(Daily Montanan) Montana’s Districting and Apportionment Commission hit another speed bump on the road to consensus this weekend, postponing the selection of a final congressional map for public review until next week after one proposal failed to gather enough votes.

The independent commission, tasked with drawing congressional and legislative district lines every 10 years, went into its meeting Saturday to hear public comment on four maps with the goal of advancing a finalist by the end of the afternoon.

But hours of testimony and debate by the commission’s four partisan members only yielded disagreement, though the panel did further winnow its options to two maps, which will go up for further public comment at a meeting 9:30 a.m. on Thursday, November 4, in Room 317 of the Capitol.

The hold up at this stage comes down to the fate of a handful of politically significant counties, namely Gallatin, Flathead, and Lewis and Clark.
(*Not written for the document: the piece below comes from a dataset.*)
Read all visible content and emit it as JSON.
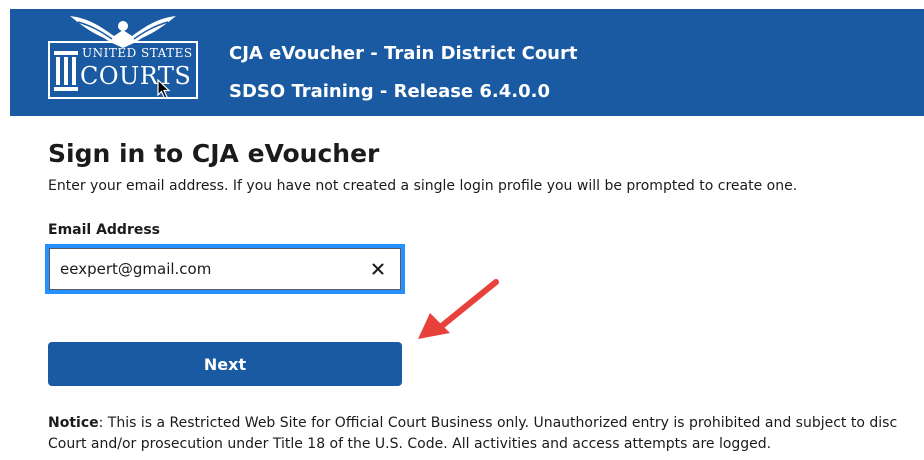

All four maps under primary consideration this weekend are variations of an east-west split, more or less following the precedent when the state last had two congressional districts 30 years ago.

But the placement of those and other key counties on either side of the line has potentially significant political ramifications, especially for Democrats, who have been pushing for at least one district to be winnable by either party — a difficult feat in a state trending heavily Republican.

Democratic commissioners Kendra Miller and Joe Lamson put forth a map for a vote Saturday that keeps liberal population centers in southwestern Montana in one western district but splits the populous and deeply conservative Flathead, putting Kalispell in an eastern district that stretches all the way to the Dakotas — an idea that dozens of public commenters and elected officials from the region packed the commission’s meeting room to oppose.

“I think the idea of taking Kalispell out of the west doesn’t make sense,” testified Flathead resident Terry Falk. “It doesn’t make sense to have one representative representing Whitefish and another representative representing Kalispell.”

Others said that splitting the Flathead was an attempt by Democrats to dilute conservative voting power.

Republican commissioners Jeff Essmann and Dan Stusek were similarly rankled by the concept, voting against the map and forcing a tie-break by Supreme Court-appointed commission chair Maylinn Smith. Smith, a law professor and tribal attorney, voted against the proposal, reiterating her desire for a consensus approach and for more time to hear public comment on a pair of “compromise” maps introduced by each side late this week.

“Recognizing that every decision is not going to make everybody happy, I feel I need more information…so I’m going to vote ‘no’ to moving (the map) forward at this time,” Smith said.

The new Republican proposal, dubbed CP12, is a slight variation on a publicly submitted map from earlier in the process. Responding to public concerns about splitting Gallatin County, as had been done in previous proposals, it puts Gallatin in the west but leaves Park County in the east. Lewis and Clark County, historically in the western district, would go to the east, while Pondera County would be split to keep the Blackfeet Reservation in the west and even out Native representation.

The Democratic proposal, CP13, splits three counties: Bozeman and the rest of southern Gallatin County would go to the west, all of Lewis and Clark county except the city of Helena would go to the east, and Pondera County would be split to keep the Blackfeet nation in the west.

Several members of the public also testified against removing Helena and Lewis and Clark County from the west, pointing to an affinity with other Democratic-leaning union towns in the southwest.

The commission must advance a final congressional map by November 14 before it moves on to drawing legislative district boundaries. For years, Montana was relegated to a single at-large congressional district, but population growth demonstrated in the 2020 Census awarded the state a second district for the first time in decades.